- Interactive map of Kurli
- Coordinates: 16°26′17″N 73°49′34″E﻿ / ﻿16.43806°N 73.82611°E
- Country: India
- State: Maharashtra

= Kurli, Maharashtra =

Village in Maharashtra

Kurli is a village in Sindhudurg District, the south easternmost district of Konkan Division, Maharashtra, India. Kurli is located 7.9 km from its Taluk Main Town Vaibhavwadi. Kurli is 33.6 km from its District main city, Oras. It is 307 km from its State Main City Mumbai. This is a culturally and historically important village. Kurli consists of wadis like Temb Wadi, Khadakwadi, Bajarpeth. Also, it is famous because of the newly made Kurli dam.

==Nearby places==

=== Villages ===
- Ghonasari (3.5 km)
- Arule (4.2 km)
- Vaibhavwadi (5.6 km)
- Navale (5.8 km)
- Achirne (6.9 km)
- Phondaghat (10; km)

=== Towns ===
- Vaibhavwadi (7.9 km)
- Kankavali (20.8 km)
- Oras (37.3 km)
- Deogad (46.7 km)

Villages in the same Vaibhavwadi Taluka as Kurli are:
Vaibhavawadi, Achirne, Ainari, Akavanebhom, Gadmath, Het.

==Climate==

The climate of Kurli is warm and moderately humid. Average temperatures range between 16 and 33 °C while relative humidity ranges from 60 to 80%. The annual average rainfall, measured at Malvan, is 2275 mm.

==Transport==

===Rail and air===
The nearest railway stations are at Nandgaon/Kankavli/Vaibhavwadi on the Konkan Railway. The nearest airport is Dabolim Airport in Goa. Overnight trains from Mumbai to Kankavli run daily.

===Road===
Kurli is easily accessible by road and you can reach it by your own vehicle. By road, Malvan is 480 km away from Mumbai, 100 km from Kolhapur. When arriving from Mumbai or Goa, take National Highway NH-17 to Talere and then take a State Transport bus or rickshaw for an approximately 35 km ride to Phonda and take State Transport bus or rickshaw for Kurli.

- From Phonda
State Transport buses from Phonda are frequent to Kurli.

- From Pune (MSRTC)
Those who want to come from Pune, Best option is Maharashtra State Road Transport Corporation (MSRTC) bus from Pune - Malvan (via Kankavli). Bus Timings:
- 7:00 am (Express bus)
- 8:00 pm (Semi-luxury bus)
Note: There is no MSRTC Volvo (air-conditioned) bus from Pune to Malvan (via Kankavali)

- From Pune (KTC)
You can also go for Kadamba Transport Corporation buses which daily depart from Pune to Goa. You can get down at Phonda/Vaibhavadi/Kankavli and from there catch Kurli buses.
The timings are:
- Luxury (non-air-conditioned) 6:30pm (Pune - Madgaon)
- Volvo (air-conditioned) 7:30pm (Pune-Panaji)

- From Pune via Kasal
Also there are plenty of buses heading towards Goa from Pune which go via Kasal. If you do not get the direct bus from Pune, come to Kolhapur by any MSRTC or KSRTC bus. Kolhapur is the centre point for the buses heading towards Konkan, Goa. Buses coming from Pune as well as Sangli, Solapur and Bijapur have to go via Kolhapur to enter into Konkan.

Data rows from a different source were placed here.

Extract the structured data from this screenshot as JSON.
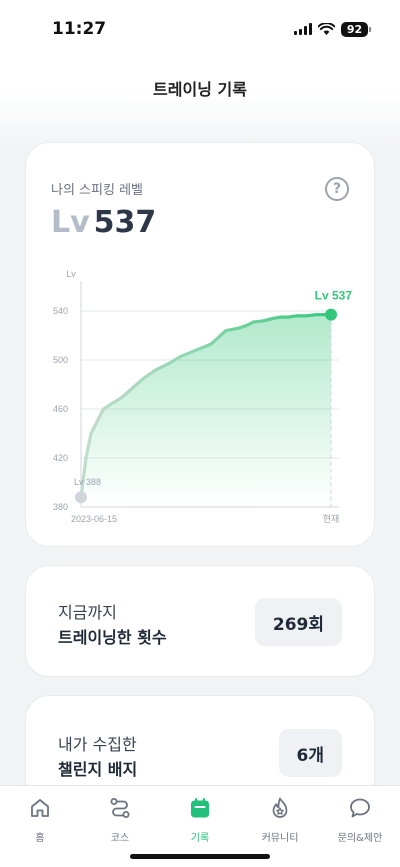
{
  "status_bar": {
    "time": "11:27",
    "battery": "92"
  },
  "header": {
    "title": "트레이닝 기록"
  },
  "level_card": {
    "label": "나의 스피킹 레벨",
    "help_glyph": "?",
    "level_prefix": "Lv",
    "level_value": "537"
  },
  "chart_data": {
    "type": "area",
    "ylabel": "Lv",
    "ylim": [
      380,
      540
    ],
    "y_ticks": [
      "540",
      "500",
      "460",
      "420",
      "380"
    ],
    "x_tick_labels": [
      "2023-06-15",
      "현재"
    ],
    "start_label": "Lv 388",
    "end_label": "Lv 537",
    "x": [
      0,
      2,
      4,
      6,
      9,
      12,
      16,
      20,
      25,
      30,
      35,
      40,
      46,
      52,
      58,
      63,
      66,
      69,
      73,
      77,
      80,
      83,
      86,
      90,
      94,
      97,
      100
    ],
    "values": [
      388,
      420,
      440,
      448,
      460,
      464,
      469,
      476,
      485,
      492,
      497,
      503,
      508,
      513,
      524,
      526,
      528,
      531,
      532,
      534,
      535,
      535,
      536,
      536,
      537,
      537,
      537
    ],
    "colors": {
      "line": "#34c77b",
      "line_start": "#c3dccd",
      "fill": "#34c77b",
      "point_start": "#d1d5db"
    }
  },
  "training_count": {
    "line1": "지금까지",
    "line2": "트레이닝한 횟수",
    "value": "269회"
  },
  "badges": {
    "line1": "내가 수집한",
    "line2": "챌린지 배지",
    "value": "6개"
  },
  "tab_bar": {
    "items": [
      {
        "label": "홈",
        "icon": "home-icon"
      },
      {
        "label": "코스",
        "icon": "route-icon"
      },
      {
        "label": "기록",
        "icon": "calendar-icon",
        "active": true
      },
      {
        "label": "커뮤니티",
        "icon": "fire-icon"
      },
      {
        "label": "문의&제안",
        "icon": "chat-icon"
      }
    ],
    "active_color": "#22c07a"
  }
}
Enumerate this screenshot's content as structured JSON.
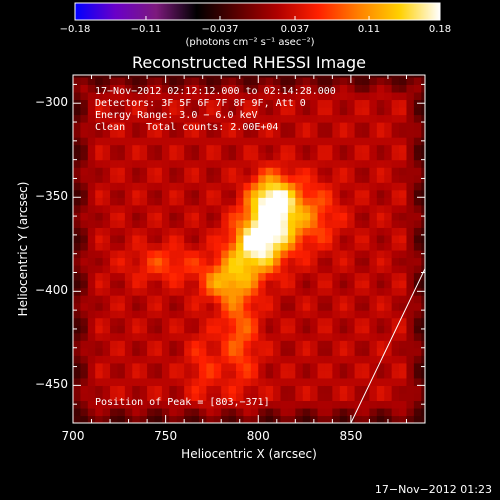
{
  "chart_data": {
    "type": "heatmap",
    "title": "Reconstructed RHESSI Image",
    "xlabel": "Heliocentric X (arcsec)",
    "ylabel": "Heliocentric Y (arcsec)",
    "xlim": [
      700,
      890
    ],
    "ylim": [
      -470,
      -285
    ],
    "x_ticks": [
      700,
      750,
      800,
      850
    ],
    "y_ticks": [
      -300,
      -350,
      -400,
      -450
    ],
    "x_tick_labels": [
      "700",
      "750",
      "800",
      "850"
    ],
    "y_tick_labels": [
      "−300",
      "−350",
      "−400",
      "−450"
    ],
    "colorbar": {
      "min": -0.18,
      "max": 0.18,
      "ticks": [
        -0.18,
        -0.11,
        -0.037,
        0.037,
        0.11,
        0.18
      ],
      "tick_labels": [
        "−0.18",
        "−0.11",
        "−0.037",
        "0.037",
        "0.11",
        "0.18"
      ],
      "units": "(photons cm⁻² s⁻¹ asec⁻²)",
      "colormap": [
        "#0000ff",
        "#6a00c8",
        "#7d1a7d",
        "#000000",
        "#5a0000",
        "#b00000",
        "#ff2000",
        "#ff8000",
        "#ffd000",
        "#ffffff"
      ]
    },
    "annotations": [
      "17−Nov−2012 02:12:12.000 to 02:14:28.000",
      "Detectors: 3F 5F 6F 7F 8F 9F, Att 0",
      "Energy Range: 3.0 − 6.0 keV",
      "Clean",
      "Total counts: 2.00E+04"
    ],
    "peak_label": "Position of Peak = [803,−371]",
    "peak": [
      803,
      -371
    ],
    "limb_line": [
      [
        850,
        -470
      ],
      [
        890,
        -388
      ]
    ],
    "sources": [
      {
        "x": 803,
        "y": -371,
        "sx": 10,
        "sy": 16,
        "rot": 35,
        "amp": 0.18
      },
      {
        "x": 807,
        "y": -350,
        "sx": 8,
        "sy": 9,
        "rot": 0,
        "amp": 0.12
      },
      {
        "x": 780,
        "y": -395,
        "sx": 8,
        "sy": 7,
        "rot": 0,
        "amp": 0.07
      },
      {
        "x": 790,
        "y": -420,
        "sx": 7,
        "sy": 22,
        "rot": 0,
        "amp": 0.06
      },
      {
        "x": 770,
        "y": -440,
        "sx": 6,
        "sy": 14,
        "rot": 0,
        "amp": 0.035
      },
      {
        "x": 750,
        "y": -385,
        "sx": 14,
        "sy": 7,
        "rot": 0,
        "amp": 0.045
      },
      {
        "x": 830,
        "y": -360,
        "sx": 10,
        "sy": 12,
        "rot": 0,
        "amp": 0.05
      }
    ],
    "background_level": 0.045
  },
  "footer_date": "17−Nov−2012 01:23"
}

==People and demographics==

As of 2001 India census, Kurli had a population of 2,236. Males constitute 51% of the population and females 49%.

A number of Kurli emigrants return to their native place every year during the months of August, September and November to attend Ganeshotsav and 'Tipar Yatra'.

==Culture==
Kurli has its unique culture signified by its peculiar dialect and food. Kurli is a Konkani dialect, sometimes referred to as a mix of Marathi and Konkani. This dialect is very popular among the local population in Sindhudurg district and also parts of Ratnagiri and Northern Goa.

A very important part of Kurli culture is a Kurli Tipar Jatrostsav, (Lotangan Festival). All devotees visit every year to Kurla Devi, for celebrating Kurladevi Tipar Jatrostav (simply called a Tipar).

Kurladevi (Marathi: कुर्लादेवी ) is a Swayambhu Goddess, self-manifested in the village called Kurli. Swayambhu means "And He manifests on His own".

==Education==

There is a high school facility for the students till 10th Standard

==Wildlife Sanctuary==

There is a Sahyadri Mountain (Paschim Ghat)

Birds like Rhinoceros hornbill can be seen.